Just wondering any neat combos etc for sm drop pods?
How many might you take in 1500pts

My standard combo is 2 plasma guns with a tactical squad with tank hunters!!

Any ideas


----------



## bobinatorect (Nov 24, 2007)

Personally my experience with facing drop pods is a bad one "for me." They are pretty much like deep striking and basically use the same rules but don't scatter into terrain and also don't scatter into enemy units.

When I played against one, it was a 2vs2 match. Me with Chaos and my teammate with Eldar against Blood Angels and Space wolves. We each only had 1000 pt armies and the Wolves had a drop pod... I had Kharn out on the field hiding from multi melta attack bikes behind a wraithlord. The drop pod was placed behind Kharn and a 5 man squad popped out and killed Kharn with a melta gun..... 

That is one way to use a drop pod..... Fill it with guns..


----------



## Logain_85 (Nov 27, 2007)

there was talk about with the next set of rules they might give drop pods assault ramps, but until then just fill them with guns and might as well make it lots of rapid fire bolters or plasma guns


----------



## O'sharan (Nov 3, 2007)

But how do you use your drop ods to block Los. Good for assult marines?


----------



## cccp (Dec 15, 2006)

assualt marines can't take a drop pod iirc, unless you mean making it easier for them to hop across the table and not die. usually, my opponent would drop between say, two of my units, and bring the podded unit out so it is covered hidden from one unit by the pod and then annhilate the one it can see.

its a bit of a one time trick but it works.


----------



## O'sharan (Nov 3, 2007)

I mean hop across the table once the DP is on the table. Thus block Los to them


----------



## bl0203 (Nov 10, 2007)

I try and use two Tac Squads with Drop Pods one with flamers the other with PLasma weapons both w/Vet Sgt and special CC Weapon. As for the LOS to protect your Assault Squad I try the refused flank option. Drop Pods land side by side on one flank and do there round of shooting. This creates a wall to protect your Assault squad from shooting as it moves up the same flank to get into CC range. This also creates a concentration of Force, part of the enemy maybe unable to deal with due to distance and LOS. The problem is timing, everything has to fall into place perfectly or it could cause some problems. But I would say pick the shootier flank of your enemy and land your pods there so your TAC Squads don't get run down by CC Troops. Second round charge the shooty units w/TAC Squads and keep the Assault Squads moving.
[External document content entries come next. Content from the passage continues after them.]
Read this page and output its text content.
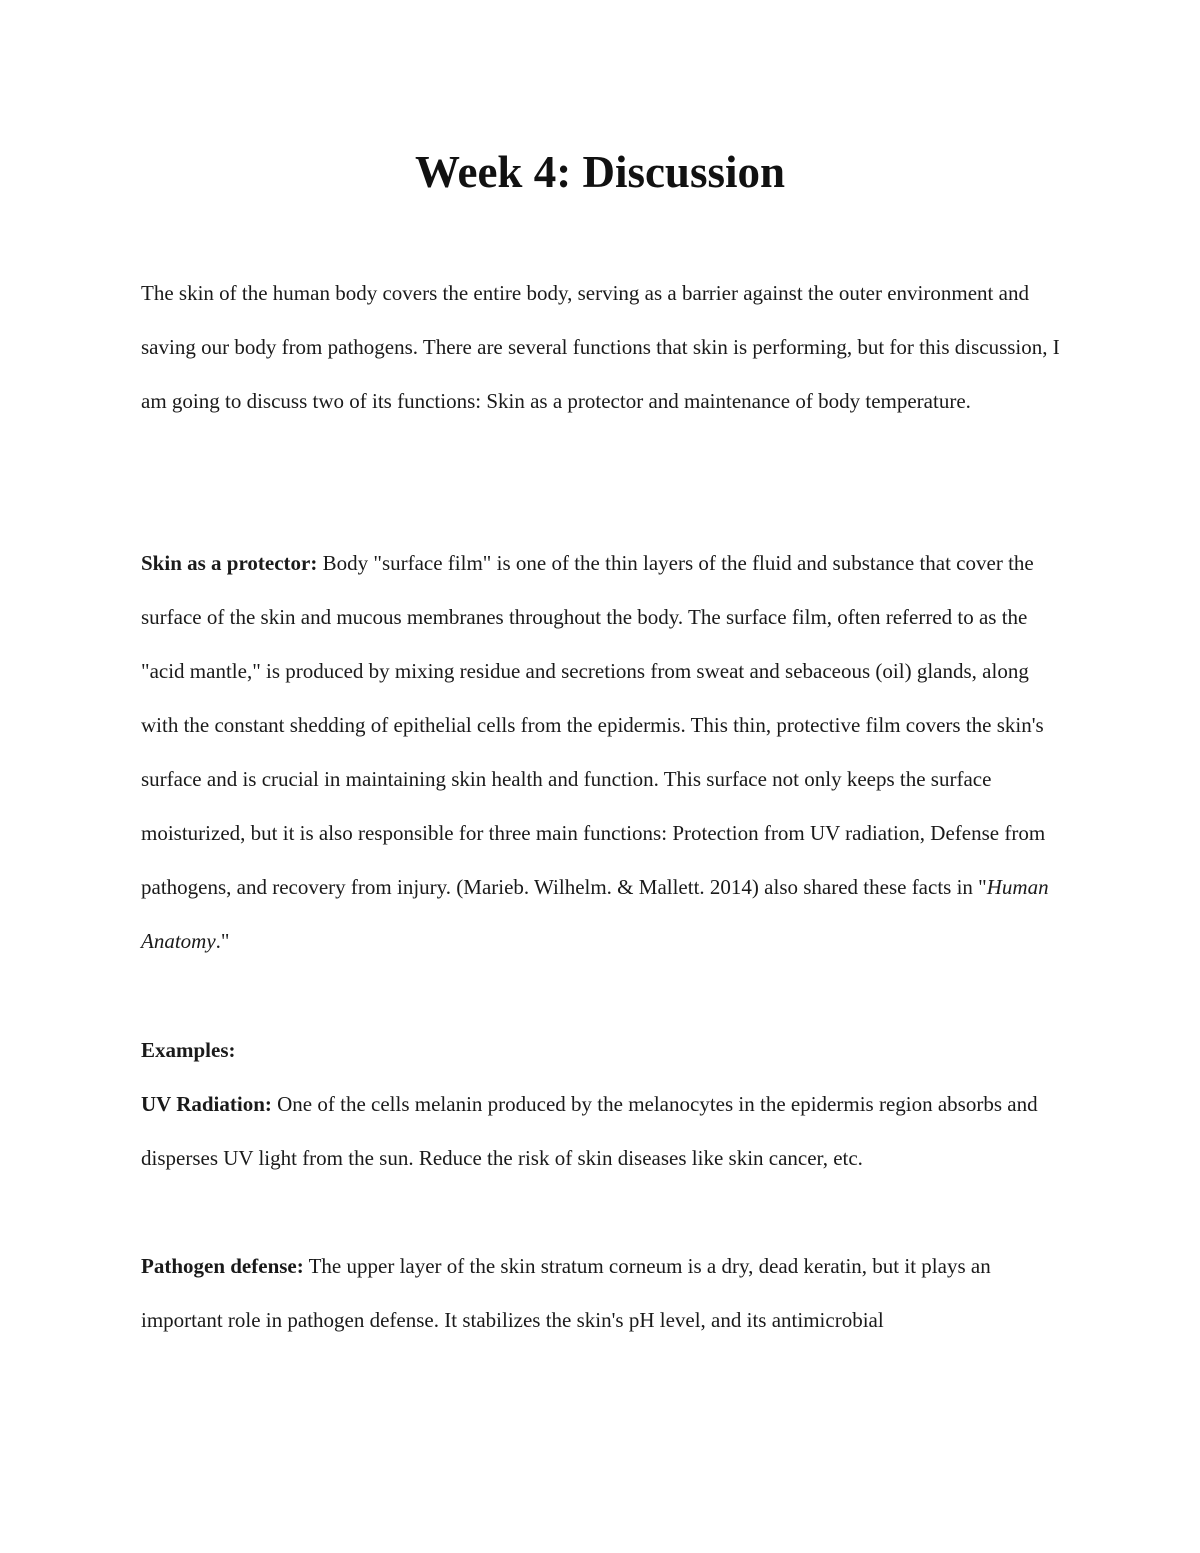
Week 4: Discussion

The skin of the human body covers the entire body, serving as a barrier against the outer environment and saving our body from pathogens. There are several functions that skin is performing, but for this discussion, I am going to discuss two of its functions: Skin as a protector and maintenance of body temperature.

Skin as a protector: Body "surface film" is one of the thin layers of the fluid and substance that cover the surface of the skin and mucous membranes throughout the body. The surface film, often referred to as the "acid mantle," is produced by mixing residue and secretions from sweat and sebaceous (oil) glands, along with the constant shedding of epithelial cells from the epidermis. This thin, protective film covers the skin's surface and is crucial in maintaining skin health and function. This surface not only keeps the surface moisturized, but it is also responsible for three main functions: Protection from UV radiation, Defense from pathogens, and recovery from injury. (Marieb. Wilhelm. & Mallett. 2014) also shared these facts in "Human Anatomy."

Examples:

UV Radiation: One of the cells melanin produced by the melanocytes in the epidermis region absorbs and disperses UV light from the sun. Reduce the risk of skin diseases like skin cancer, etc.

Pathogen defense: The upper layer of the skin stratum corneum is a dry, dead keratin, but it plays an important role in pathogen defense. It stabilizes the skin's pH level, and its antimicrobial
Then you roll up the flank assaulting unit to unit with around 30-40 marines. 

Or you could slap a Dread w/Heavy flamer in a Drop Pod! Heavy Flamer and AC combo is the Bane of Infantry in or out of Cover. That can draw a lot of fire and concern for your enemy causing him to ignore other units on the board to deal with the new very close and very real threat to his line. Hope this helps Good Luck.


----------



## Wolf_Lord_Hellclaw (Nov 29, 2007)

Space Wolf grey hunters kick ass in drop pods, true grit and counter charge means they can use rapid fire bolters and still fight effectively when charged, add a rune priest to put them in cover and a wolf gurd with lightning claws or someting and they can seriouly hurt most units. codex marines can kinda do the same thing with triaits but dont get the same access to power weapons that makes space wolves so nasty


----------